Wanting to shake off the shackles of the Danes, Norway set to change the official language from Danish to the two forms of Norwegian that are the official languages today. In a parallel across the world, 1814 marked the first time when missionaries in New Zealand tried to document the indigenous Māori language. Today New Zealand has two official languages: English and Māori. Language is indeed power.

The bold decisions about imposing Danish language on Germans in Holstein led to the bloody war of 1864, 150 years ago. Photo: Lone 2013.

The bold decisions about imposing Danish language on Germans in Holstein led to the bloody war of 1864, 150 years ago. Photo: Lone 2013.

The once mighty empire continued to shrink through the 19th century. 150 years ago in 1864, Denmark lost a war against Prussian soldiers – and the reason for the war was simplistically speaking: language. Emboldened by the victories against German sympathisers in the Duchies of Schleswig and Holstein in the Three Year War (1848-51), a nationalistic government not only formalised the inclusion of Schleswig into the Kingdom of Denmark, but also imposed Danish as the official language across the kingdom. This was as a provocation gladly accepted by the Prussian emporor and Bismarch and an uneven and swift war was fought at Dybbøl Mølle – which Denmark lost, together with the Duchies. The Danish-German border was drawn at Kongeåen and it was not until the referendum after World War II that northern Schleswig became part of Denmark again and the current border was established.
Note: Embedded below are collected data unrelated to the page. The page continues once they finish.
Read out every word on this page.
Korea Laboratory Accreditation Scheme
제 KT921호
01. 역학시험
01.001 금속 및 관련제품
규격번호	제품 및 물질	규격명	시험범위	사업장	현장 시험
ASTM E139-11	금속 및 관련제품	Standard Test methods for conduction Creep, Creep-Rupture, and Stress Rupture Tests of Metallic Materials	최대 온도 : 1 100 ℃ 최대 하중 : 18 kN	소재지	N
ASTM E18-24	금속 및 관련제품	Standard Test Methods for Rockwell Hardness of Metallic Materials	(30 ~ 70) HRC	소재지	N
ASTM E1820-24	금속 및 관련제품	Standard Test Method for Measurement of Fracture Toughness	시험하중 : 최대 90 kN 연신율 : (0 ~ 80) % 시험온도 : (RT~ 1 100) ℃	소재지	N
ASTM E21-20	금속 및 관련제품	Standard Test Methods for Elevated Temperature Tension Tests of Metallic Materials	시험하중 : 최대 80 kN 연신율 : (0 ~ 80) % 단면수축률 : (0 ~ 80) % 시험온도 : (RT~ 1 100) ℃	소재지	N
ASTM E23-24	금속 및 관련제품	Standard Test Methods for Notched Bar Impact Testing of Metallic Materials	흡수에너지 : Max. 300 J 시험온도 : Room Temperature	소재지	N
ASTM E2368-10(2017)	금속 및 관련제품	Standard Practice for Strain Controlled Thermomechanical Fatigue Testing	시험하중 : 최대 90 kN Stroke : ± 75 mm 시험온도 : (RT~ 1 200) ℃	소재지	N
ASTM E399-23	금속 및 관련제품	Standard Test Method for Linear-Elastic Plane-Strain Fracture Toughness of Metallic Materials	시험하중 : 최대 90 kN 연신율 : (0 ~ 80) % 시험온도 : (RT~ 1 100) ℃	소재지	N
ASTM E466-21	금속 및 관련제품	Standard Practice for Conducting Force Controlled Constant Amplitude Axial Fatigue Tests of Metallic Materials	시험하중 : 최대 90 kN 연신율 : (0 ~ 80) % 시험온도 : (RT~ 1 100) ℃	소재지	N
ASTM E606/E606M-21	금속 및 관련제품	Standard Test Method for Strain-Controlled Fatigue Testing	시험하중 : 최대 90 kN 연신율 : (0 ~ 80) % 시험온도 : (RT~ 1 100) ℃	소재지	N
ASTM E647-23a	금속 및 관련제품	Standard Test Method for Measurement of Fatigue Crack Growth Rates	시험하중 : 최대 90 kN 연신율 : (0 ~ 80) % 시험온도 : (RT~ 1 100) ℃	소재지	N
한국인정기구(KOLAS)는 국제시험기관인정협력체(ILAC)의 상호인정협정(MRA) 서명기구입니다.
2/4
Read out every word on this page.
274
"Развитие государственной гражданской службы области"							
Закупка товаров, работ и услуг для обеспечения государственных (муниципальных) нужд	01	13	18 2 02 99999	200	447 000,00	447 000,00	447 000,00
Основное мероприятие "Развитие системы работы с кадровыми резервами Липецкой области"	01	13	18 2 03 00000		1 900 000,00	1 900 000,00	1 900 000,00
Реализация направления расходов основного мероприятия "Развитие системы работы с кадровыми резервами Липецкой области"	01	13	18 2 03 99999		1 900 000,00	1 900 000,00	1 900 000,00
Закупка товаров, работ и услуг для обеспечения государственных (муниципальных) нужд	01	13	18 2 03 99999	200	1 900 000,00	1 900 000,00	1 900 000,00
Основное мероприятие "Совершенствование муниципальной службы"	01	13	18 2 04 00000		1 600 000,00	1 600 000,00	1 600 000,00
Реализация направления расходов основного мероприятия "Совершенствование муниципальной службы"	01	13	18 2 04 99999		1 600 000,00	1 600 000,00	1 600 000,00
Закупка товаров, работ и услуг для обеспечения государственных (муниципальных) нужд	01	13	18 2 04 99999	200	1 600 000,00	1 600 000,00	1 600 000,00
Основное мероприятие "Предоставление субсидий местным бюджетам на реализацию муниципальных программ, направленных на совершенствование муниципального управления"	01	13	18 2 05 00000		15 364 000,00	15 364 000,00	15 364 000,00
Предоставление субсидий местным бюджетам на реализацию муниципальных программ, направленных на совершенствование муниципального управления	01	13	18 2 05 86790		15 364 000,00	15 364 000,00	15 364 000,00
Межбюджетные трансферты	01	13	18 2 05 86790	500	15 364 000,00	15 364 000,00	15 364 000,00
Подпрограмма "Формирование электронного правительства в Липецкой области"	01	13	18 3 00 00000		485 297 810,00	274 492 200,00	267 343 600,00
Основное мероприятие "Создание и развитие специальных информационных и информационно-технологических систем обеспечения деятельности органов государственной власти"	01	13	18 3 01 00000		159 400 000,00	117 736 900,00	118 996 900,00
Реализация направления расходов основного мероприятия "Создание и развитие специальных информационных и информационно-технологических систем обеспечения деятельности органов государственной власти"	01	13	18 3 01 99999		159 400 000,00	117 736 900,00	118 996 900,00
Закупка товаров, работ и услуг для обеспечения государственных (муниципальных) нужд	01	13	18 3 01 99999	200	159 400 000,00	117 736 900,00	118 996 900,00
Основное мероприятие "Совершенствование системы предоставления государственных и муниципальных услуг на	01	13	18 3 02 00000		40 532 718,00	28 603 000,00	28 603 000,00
Perhaps the memory of this devastating war of 1864 was what caused Denmark to stay well out of the Great War, which has its centenary this year. World War I was the war to end all wars. Its comnemoration is a big deal in Australia. Only recently independent from the Mother Country following the 1901 Australian Constitution, Europe was still the centre of the universe and young Australians joined up in droves to serve alongside with the British against the Germans and the Turks. Australian slang for soldiers are diggers – thanks to the endless harrowing experience in the trenches. We remember up to 62,000 Australians who died in a senseless war that killed 16 million people.

Even if time is arbitrarily reckoned and a lifetime is insignificant in the history of the world, the markers we create to remember are important to our self-perception and identity. Danes proudly espouse their viking roots, verifiable in early literature, and perhaps our fallen soldiers are having a great time in Valhalla. Australians identify with the larrakin diggers who bravely fought hard in someone elses war – and remember those that the years will not weary. We count the years so that we remember and make meaning of it all.